David Milleker ist seit 2006 Chefvolkswirt bei Union Investment, einer der größten deutschen Fondsgesellschaften. Sie gehört zur genossenschaftlichen Finanzgruppe.
Erneut ist ein politisches Randszenario eingetreten. Nach dem Brexit-Votum ist nun den US-Republikanern mit der Präsidentschaft von Donald Trump und Mehrheiten in beiden Kammern des US-Kongresses der Durchmarsch gelungen. Unser Basisszenario im Oktober war eine „geteilte Regierung“ mit einem zumindest teilweise republikanisch dominierten Kongress und einer demokratischen Präsidentin gewesen. Einen Durchmarsch der Republikaner hatten wir nur als Randszenario mitgeführt, wenn auch deutlich höher taxiert als eine Alleinregierung der Demokraten.
Was man sowohl aus dem Brexit-Votum als auch den US-Wahlen 2016 lernen muss, ist die Unzuverlässigkeit von Wahlumfragen und Wahlbörsen als Indikation in einer Lage, wo es berechtigt oder unberechtigt ein hohes Maß an Unzufriedenheit unter den Wählern gibt. die im Zweifelsfall eine hohe Zahl früherer Nicht-Wähler politisiert und zurück in den Wahlprozess bringt – freilich für frühere politische Randgruppierungen.
Wohin steuert Trump die USA
Die große Frage ist nun, welchen Kurs die neue politische Mehrheit in den USA einschlagen wird. Donald Trump ist ja weitgehend ein politisch unbeschriebenes Blatt. Wie viel von seinem „Programm“ nun reine Wahlkampf-Rhetorik oder ernste Absicht ist, kann gegenwärtig niemand genau sagen.
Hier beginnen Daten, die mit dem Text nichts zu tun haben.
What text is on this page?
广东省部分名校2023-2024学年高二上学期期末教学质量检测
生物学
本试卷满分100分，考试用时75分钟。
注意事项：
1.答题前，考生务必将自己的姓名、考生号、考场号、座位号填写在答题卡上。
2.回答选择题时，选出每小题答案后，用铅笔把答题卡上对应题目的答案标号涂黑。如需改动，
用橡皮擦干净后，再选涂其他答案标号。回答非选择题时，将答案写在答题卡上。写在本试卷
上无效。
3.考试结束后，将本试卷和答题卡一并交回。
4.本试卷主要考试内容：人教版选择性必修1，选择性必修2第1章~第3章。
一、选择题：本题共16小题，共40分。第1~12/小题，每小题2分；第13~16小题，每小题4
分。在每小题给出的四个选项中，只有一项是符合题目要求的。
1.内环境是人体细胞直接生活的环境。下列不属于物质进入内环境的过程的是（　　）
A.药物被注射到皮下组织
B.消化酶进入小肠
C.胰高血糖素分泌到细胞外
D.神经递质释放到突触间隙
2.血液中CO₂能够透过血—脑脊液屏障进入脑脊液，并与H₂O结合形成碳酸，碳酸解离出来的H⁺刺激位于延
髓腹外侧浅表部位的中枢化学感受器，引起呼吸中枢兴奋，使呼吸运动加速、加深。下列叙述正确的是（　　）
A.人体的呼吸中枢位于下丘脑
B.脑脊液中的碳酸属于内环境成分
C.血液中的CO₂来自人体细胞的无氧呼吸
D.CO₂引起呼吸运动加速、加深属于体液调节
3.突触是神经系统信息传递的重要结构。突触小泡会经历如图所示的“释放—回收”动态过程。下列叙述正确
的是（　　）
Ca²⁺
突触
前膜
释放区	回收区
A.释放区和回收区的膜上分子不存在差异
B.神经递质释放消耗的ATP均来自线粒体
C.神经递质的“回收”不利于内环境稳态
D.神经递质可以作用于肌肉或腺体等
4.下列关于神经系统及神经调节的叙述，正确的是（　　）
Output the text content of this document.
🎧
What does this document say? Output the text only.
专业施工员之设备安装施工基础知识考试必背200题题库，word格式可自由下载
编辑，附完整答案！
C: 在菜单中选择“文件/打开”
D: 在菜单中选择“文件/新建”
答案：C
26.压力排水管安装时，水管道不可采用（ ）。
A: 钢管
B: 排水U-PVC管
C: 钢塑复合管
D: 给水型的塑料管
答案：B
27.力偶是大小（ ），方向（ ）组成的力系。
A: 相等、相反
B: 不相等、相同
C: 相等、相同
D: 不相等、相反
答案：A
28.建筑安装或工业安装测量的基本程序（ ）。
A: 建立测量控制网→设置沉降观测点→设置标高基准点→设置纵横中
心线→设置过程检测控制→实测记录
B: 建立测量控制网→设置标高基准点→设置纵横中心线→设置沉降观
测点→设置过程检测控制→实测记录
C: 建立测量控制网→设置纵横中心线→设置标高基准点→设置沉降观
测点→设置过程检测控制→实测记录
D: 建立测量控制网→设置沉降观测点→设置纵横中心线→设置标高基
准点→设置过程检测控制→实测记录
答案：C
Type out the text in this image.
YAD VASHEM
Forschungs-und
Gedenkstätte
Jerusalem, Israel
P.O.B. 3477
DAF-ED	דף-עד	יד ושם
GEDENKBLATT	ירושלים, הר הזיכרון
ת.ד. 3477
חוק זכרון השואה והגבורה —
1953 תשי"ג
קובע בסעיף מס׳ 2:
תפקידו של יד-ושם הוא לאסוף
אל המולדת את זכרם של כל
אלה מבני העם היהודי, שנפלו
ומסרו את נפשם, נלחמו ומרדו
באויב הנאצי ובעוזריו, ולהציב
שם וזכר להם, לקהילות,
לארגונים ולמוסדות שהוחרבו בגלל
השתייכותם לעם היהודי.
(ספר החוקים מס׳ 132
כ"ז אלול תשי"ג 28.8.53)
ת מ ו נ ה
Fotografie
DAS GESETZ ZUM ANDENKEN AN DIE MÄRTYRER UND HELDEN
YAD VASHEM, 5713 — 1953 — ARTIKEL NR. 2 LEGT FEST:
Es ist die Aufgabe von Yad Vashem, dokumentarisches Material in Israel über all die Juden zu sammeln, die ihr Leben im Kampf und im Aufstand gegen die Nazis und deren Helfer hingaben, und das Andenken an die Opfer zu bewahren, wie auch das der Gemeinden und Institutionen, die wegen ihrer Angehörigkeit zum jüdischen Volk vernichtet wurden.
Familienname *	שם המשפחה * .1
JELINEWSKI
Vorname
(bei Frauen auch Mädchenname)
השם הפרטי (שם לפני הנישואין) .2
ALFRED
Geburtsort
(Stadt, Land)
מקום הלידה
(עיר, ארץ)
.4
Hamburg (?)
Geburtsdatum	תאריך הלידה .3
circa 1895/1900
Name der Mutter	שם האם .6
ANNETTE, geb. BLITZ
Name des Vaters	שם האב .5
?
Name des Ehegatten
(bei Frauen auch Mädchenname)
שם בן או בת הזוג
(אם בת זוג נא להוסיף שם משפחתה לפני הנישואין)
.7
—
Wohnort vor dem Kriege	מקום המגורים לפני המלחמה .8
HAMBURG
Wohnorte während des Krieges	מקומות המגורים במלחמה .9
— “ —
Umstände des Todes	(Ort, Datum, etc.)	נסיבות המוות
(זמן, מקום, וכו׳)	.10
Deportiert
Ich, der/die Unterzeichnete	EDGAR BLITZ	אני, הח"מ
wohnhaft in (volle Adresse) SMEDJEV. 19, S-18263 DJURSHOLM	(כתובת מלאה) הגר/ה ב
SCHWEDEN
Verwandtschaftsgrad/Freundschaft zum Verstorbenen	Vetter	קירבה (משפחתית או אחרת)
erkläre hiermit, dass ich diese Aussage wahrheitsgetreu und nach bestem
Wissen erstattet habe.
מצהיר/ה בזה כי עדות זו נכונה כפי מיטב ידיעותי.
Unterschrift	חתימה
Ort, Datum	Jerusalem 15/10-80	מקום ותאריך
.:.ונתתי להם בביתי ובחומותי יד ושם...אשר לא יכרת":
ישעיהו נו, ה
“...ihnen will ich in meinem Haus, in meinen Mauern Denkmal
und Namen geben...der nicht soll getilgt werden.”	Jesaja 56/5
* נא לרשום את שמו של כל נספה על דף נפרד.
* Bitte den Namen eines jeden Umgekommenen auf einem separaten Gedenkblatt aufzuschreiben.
Ebenso ist unklar, wie sein Team für die Regierung zusammengesetzt wird.
Hier sind folgende Punkte besonders relevant:
Erstens: Ein „traditionell republikanisches Programm“ aus Steuersenkungen und Ausgabenerhöhungen (für Verteidigung) mit höheren Defiziten im Staatshaushalt ist erst einmal positiv für das Wirtschaftswachstum.
Zweitens: Eine Abschottungspolitik wie beispielsweise Handelskriege und Strafzölle gegenüber China und Mexiko sowie potenziell eine Aufkündigung der nordamerikanischen Freihandelszone (Nafta) bedeutet zwar ökonomisch einen Effizienzverlust und ein Zerreißen von Vorleistungsketten. Dadurch steigt im Vergleich zweier gesamtwirtschaftlicher Gleichgewichte zwar das Risiko einer Stagflation. Allerdings treffen hier eine Menge unterschiedlicher Wirkungen aufeinander: Potenziell höhere Importpreise, Produktionsverlagerungen in beide Richtungen und nicht a priori taxierbare Wechselkurseffekte – um nur einige zu nennen. Wie schon beim Brexit kann dadurch eine Situation entstehen, die erst einmal gar nicht so schlecht aussieht. Potenziell negative Effekte können erst Jahre später auftreten.
Drittens: Bislang ist auch vollkommen unklar, mit welchem Personaltableau ein Präsident Trump arbeiten wird. Sicher ist nur, dass hier extrem weitreichende Entscheidungen bei der Besetzung von Schlüsselpositionen zu treffen sind. Zu nennen sind etwa zwei Nominierungen vakanter Sitze für die Federal Reserve sowie die Entscheidung über die Verlängerung von Janet Yellen als Fed-Chefin sowie ihres Vize Stanley Fisher. Bislang haben sich etablierte Wirtschaftswissenschaftler und Geldpolitiker eher nicht in die Nähe des neuen Präsidenten begeben. Nach menschlichem Ermessen wird sich das aber schnell ändern, wenn wichtige Posten zu vergeben sind. Mit der Senatsmehrheit ist nur gesichert, dass jeder Nominierte vermutlich auch den Posten bekommt.
Klares Mandat für die Republikaner
So kurz nach Bekanntwerden des Wahlausgangs ist daher erst einmal nur klar, dass die Republikaner ein klares Mandat errungen haben. Eine klassische republikanische Agenda wäre durchaus positiv für die US-Wirtschaft – selbst wenn man sich für eine expansive Fiskalpolitik vielleicht andere Schwerpunkte wünschen könnte. Die Themen Außenhandels- und Personalpolitik wird man eng beobachten müssen. Sie werden die USA und auch die Weltwirtschaft auf Jahre hinaus beeinflussen.